Sugar prices used to come down by Rs 10-15 per kg during the crushing season in the past years. However, the price of sweetener has not come down below Rs 100 per kg this year.
The National Consumer Forum (NCF) has accused factories of keeping a high-profit margin on sugar by controlling market prices. “The cost of production is around Rs 80 per kilogram. This means the price should have come down to Rs 89 per kg,” Prem Lal Maharjan, chairman of the NCF, said. “Retailers in places outside urban centers have been forced to pay as high as Rs 115 per kg.”
Consumers are being forced to pay a high price for sugar due to factors like a lack of sufficient supply, the ill-intention of factories, activities like black-marketeering, and a lack of monitoring by the government mechanism, Shrestha said. “This year sugar factories have formed a cartel and limited supply to the market, taking advantage of weak government mechanisms. That is why sugar prices didn’t come down,” he added.
Maharjan said the Ministry of Industry, Commerce, and Supplies has been acting like a mute spectator while factories control market prices.
Farmers denied minimum support price
Kapilmuni Mainali, chairman of the Nepal Sugarcane Producers Federation, said factories were offering farmers the minimum support price of last year for this year’s purchase. “Farmers are forced to sell canes for Rs 540 per quintal even though the government has set the minimum support price at Rs 565 per quintal,” he added.
The government provides Rs 70 per quintal as a subsidy for farmers.
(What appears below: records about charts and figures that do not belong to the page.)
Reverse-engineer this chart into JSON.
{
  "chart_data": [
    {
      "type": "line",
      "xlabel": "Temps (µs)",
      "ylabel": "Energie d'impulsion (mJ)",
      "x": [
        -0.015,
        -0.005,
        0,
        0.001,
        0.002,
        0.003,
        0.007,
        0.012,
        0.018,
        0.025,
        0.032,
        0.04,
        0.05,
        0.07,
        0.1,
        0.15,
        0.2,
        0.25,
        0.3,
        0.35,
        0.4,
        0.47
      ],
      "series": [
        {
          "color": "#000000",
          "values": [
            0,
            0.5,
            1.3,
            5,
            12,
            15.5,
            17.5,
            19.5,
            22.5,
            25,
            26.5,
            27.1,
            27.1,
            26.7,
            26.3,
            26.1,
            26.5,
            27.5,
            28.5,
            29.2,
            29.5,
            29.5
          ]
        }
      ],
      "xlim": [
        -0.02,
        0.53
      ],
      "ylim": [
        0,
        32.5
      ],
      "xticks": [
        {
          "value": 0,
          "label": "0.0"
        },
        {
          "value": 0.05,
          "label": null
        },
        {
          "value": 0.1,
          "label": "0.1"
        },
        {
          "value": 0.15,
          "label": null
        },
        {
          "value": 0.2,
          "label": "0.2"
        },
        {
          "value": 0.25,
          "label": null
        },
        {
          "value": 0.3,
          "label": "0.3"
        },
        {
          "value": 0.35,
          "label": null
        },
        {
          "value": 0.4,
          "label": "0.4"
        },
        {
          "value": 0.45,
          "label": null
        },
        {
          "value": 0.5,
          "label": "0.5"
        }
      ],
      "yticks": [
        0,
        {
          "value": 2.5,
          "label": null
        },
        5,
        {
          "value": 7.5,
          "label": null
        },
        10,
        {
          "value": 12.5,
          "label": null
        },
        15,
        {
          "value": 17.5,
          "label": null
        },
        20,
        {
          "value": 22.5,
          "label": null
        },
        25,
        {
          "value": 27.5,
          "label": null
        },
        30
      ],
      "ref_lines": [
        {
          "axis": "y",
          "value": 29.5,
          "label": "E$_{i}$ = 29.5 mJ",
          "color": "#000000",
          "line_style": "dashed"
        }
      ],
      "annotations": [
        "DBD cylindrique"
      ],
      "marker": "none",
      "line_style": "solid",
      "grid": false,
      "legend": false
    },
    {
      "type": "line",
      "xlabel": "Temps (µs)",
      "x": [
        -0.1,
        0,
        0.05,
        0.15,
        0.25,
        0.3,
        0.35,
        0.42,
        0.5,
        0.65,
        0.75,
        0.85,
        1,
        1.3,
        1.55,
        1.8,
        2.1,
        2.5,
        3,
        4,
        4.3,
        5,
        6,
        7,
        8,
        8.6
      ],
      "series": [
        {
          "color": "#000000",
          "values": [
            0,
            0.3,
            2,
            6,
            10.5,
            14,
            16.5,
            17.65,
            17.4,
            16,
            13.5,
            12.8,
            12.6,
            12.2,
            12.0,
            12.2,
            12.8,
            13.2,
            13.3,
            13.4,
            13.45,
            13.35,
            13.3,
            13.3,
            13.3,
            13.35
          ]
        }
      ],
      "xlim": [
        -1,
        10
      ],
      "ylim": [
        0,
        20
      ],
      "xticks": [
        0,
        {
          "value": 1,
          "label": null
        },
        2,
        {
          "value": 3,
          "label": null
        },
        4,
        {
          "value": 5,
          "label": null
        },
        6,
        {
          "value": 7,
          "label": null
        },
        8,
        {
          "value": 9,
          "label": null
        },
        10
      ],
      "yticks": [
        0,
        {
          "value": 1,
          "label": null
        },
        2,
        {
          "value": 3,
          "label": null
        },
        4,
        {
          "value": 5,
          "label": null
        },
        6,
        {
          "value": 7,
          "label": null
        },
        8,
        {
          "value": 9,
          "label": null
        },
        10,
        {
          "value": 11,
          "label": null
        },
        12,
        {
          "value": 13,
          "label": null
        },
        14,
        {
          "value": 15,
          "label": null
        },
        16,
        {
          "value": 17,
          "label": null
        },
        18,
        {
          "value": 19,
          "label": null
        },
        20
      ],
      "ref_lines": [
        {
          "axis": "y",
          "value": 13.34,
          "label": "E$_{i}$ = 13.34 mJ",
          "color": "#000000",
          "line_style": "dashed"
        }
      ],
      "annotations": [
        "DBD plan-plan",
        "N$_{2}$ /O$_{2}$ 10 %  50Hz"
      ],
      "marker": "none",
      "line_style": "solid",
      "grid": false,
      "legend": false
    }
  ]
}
However, Mainali said farmers haven’t even received the subsidy for canes sold in the last season. “Although the budget for 2023/24 states that the subsidy will be paid in the year canes are sold, it is not happening,” Mainali said. “Farmers are suffering from both the factories and the government.”
Crushing for this season began in October and will continue till March or mid-April. “The market price of sugar used to fall in the past years at this time. But this isn’t happening this year,” Mainali added.
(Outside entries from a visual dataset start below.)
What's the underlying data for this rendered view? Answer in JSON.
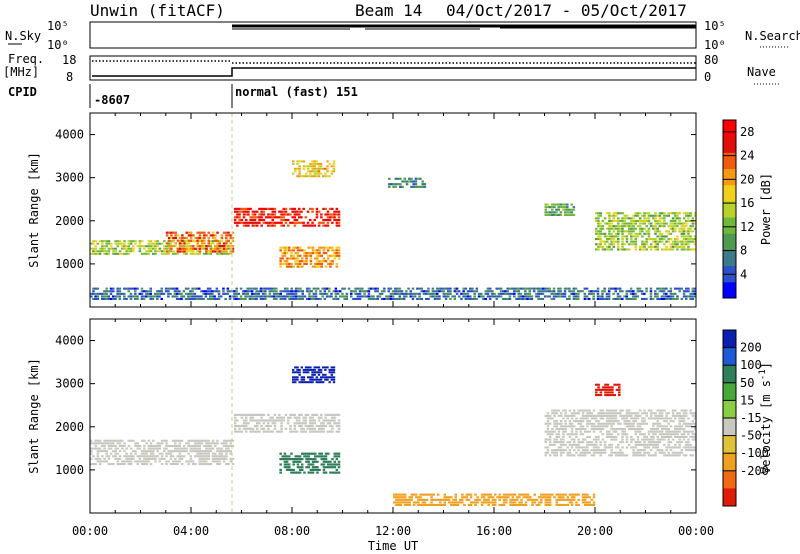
{
  "header": {
    "title": "Unwin (fitACF)",
    "beam": "Beam 14",
    "dates": "04/Oct/2017 - 05/Oct/2017"
  },
  "status_panel": {
    "nsky_label": "N.Sky",
    "nsearch_label": "N.Search",
    "nsky_ticks": [
      "10^5",
      "10^0"
    ],
    "nsearch_ticks": [
      "10^5",
      "10^0"
    ],
    "freq_label": "Freq.",
    "freq_unit": "[MHz]",
    "freq_ticks": [
      "18",
      "8"
    ],
    "nave_label": "Nave",
    "nave_ticks": [
      "80",
      "0"
    ],
    "cpid_label": "CPID",
    "cpid_values": [
      "-8607",
      "normal (fast) 151"
    ]
  },
  "power_panel": {
    "colorbar_label": "Power [dB]"
  },
  "velocity_panel": {
    "colorbar_label": "Velocity [m s",
    "colorbar_label_sup": "-1",
    "colorbar_label_end": "]"
  },
  "colors": {
    "power": [
      "#0000ff",
      "#2d4fc9",
      "#3a7a8a",
      "#4e9a50",
      "#6fb83c",
      "#b9d22a",
      "#f0d01a",
      "#f59a12",
      "#ef5a0e",
      "#e01008",
      "#ff0000"
    ],
    "velocity_pos": [
      "#0a1fb0",
      "#1e5ad6",
      "#2f7f5a",
      "#49a83a",
      "#8acd42"
    ],
    "velocity_neg": [
      "#c8c8c0",
      "#e0c23a",
      "#f0a020",
      "#ef6a12",
      "#e01a08"
    ],
    "ground": "#c8c8c0"
  },
  "chart_data": [
    {
      "type": "heatmap",
      "title": "",
      "xlabel": "Time UT",
      "ylabel": "Slant Range [km]",
      "xlim": [
        "00:00",
        "24:00"
      ],
      "ylim": [
        0,
        4500
      ],
      "x_ticks": [
        "00:00",
        "04:00",
        "08:00",
        "12:00",
        "16:00",
        "20:00",
        "00:00"
      ],
      "y_ticks": [
        "1000",
        "2000",
        "3000",
        "4000"
      ],
      "colorbar": {
        "label": "Power [dB]",
        "ticks": [
          "28",
          "24",
          "20",
          "16",
          "12",
          "8",
          "4"
        ],
        "range": [
          0,
          30
        ]
      },
      "series": [
        {
          "time_start": 0.0,
          "time_end": 5.7,
          "range_start": 1200,
          "range_end": 1550,
          "value": 14
        },
        {
          "time_start": 3.0,
          "time_end": 5.7,
          "range_start": 1250,
          "range_end": 1750,
          "value": 22
        },
        {
          "time_start": 5.7,
          "time_end": 9.9,
          "range_start": 1850,
          "range_end": 2300,
          "value": 26
        },
        {
          "time_start": 7.5,
          "time_end": 9.9,
          "range_start": 900,
          "range_end": 1400,
          "value": 20
        },
        {
          "time_start": 8.0,
          "time_end": 9.7,
          "range_start": 3000,
          "range_end": 3400,
          "value": 18
        },
        {
          "time_start": 11.8,
          "time_end": 13.3,
          "range_start": 2750,
          "range_end": 3000,
          "value": 8
        },
        {
          "time_start": 18.0,
          "time_end": 19.2,
          "range_start": 2100,
          "range_end": 2400,
          "value": 10
        },
        {
          "time_start": 20.0,
          "time_end": 24.0,
          "range_start": 1300,
          "range_end": 2200,
          "value": 14
        },
        {
          "time_start": 0.0,
          "time_end": 24.0,
          "range_start": 150,
          "range_end": 450,
          "value": 6
        }
      ]
    },
    {
      "type": "heatmap",
      "title": "",
      "xlabel": "Time UT",
      "ylabel": "Slant Range [km]",
      "xlim": [
        "00:00",
        "24:00"
      ],
      "ylim": [
        0,
        4500
      ],
      "x_ticks": [
        "00:00",
        "04:00",
        "08:00",
        "12:00",
        "16:00",
        "20:00",
        "00:00"
      ],
      "y_ticks": [
        "1000",
        "2000",
        "3000",
        "4000"
      ],
      "colorbar": {
        "label": "Velocity [m s-1]",
        "ticks": [
          "200",
          "100",
          "50",
          "15",
          "-15",
          "-50",
          "-100",
          "-200"
        ],
        "range": [
          -250,
          250
        ]
      },
      "series": [
        {
          "time_start": 0.0,
          "time_end": 5.7,
          "range_start": 1100,
          "range_end": 1700,
          "value": 0
        },
        {
          "time_start": 5.7,
          "time_end": 9.9,
          "range_start": 1850,
          "range_end": 2300,
          "value": 0
        },
        {
          "time_start": 7.5,
          "time_end": 9.9,
          "range_start": 900,
          "range_end": 1400,
          "value": 60
        },
        {
          "time_start": 8.0,
          "time_end": 9.7,
          "range_start": 3000,
          "range_end": 3400,
          "value": 180
        },
        {
          "time_start": 18.0,
          "time_end": 24.0,
          "range_start": 1300,
          "range_end": 2400,
          "value": 0
        },
        {
          "time_start": 20.0,
          "time_end": 21.0,
          "range_start": 2700,
          "range_end": 3000,
          "value": -180
        },
        {
          "time_start": 12.0,
          "time_end": 20.0,
          "range_start": 150,
          "range_end": 450,
          "value": -60
        }
      ]
    }
  ]
}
According to the federation, sugarcane farming is done in Sarlahi, Morang, Sunsari, Jhapa, Ilam, Udayapur, Siraha, Dhanusha, Mahottarai, Rautahat, Bara, Parsa, Nawalparasi, Kailali and Kanchanpur districts.
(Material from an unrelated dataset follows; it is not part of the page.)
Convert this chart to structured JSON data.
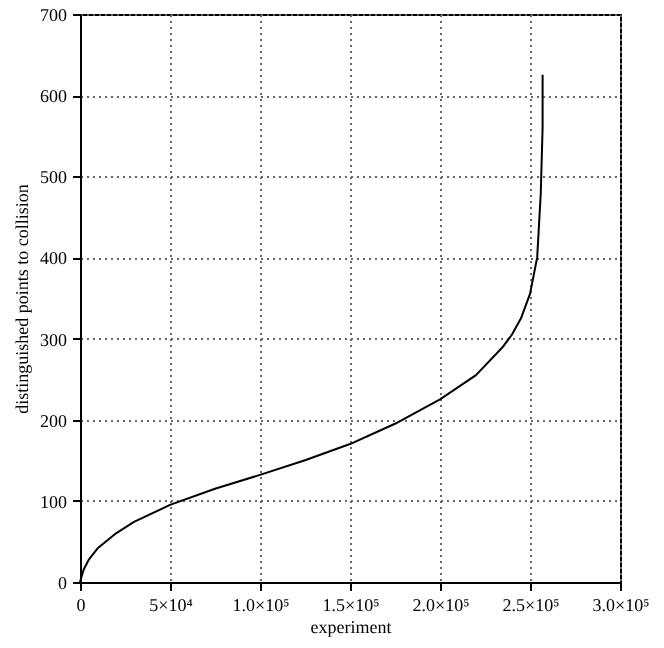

Gajendra Kumar Thakur, the spokesperson for the ministry, said they were studying whether factories are controlling market prices by forming a cartel. “We have been warning factories that farmers shouldn’t suffer. The government is serious about this. There won’t be any problem for farmers,” he added.
Although the ministry had proposed to the cabinet to import 60,000 tons of sugar in the current fiscal year, the finance ministry allowed the import of only 20,000 tons. State-owned entities Salt Trading Corporation and Food Management and Trading Company have already imported 10,000 tons each.
India had offered to export 25,000 tons of sugar to Nepal in October last year. However, Nepal didn’t use the quota as India was levying taxes on sugar exports.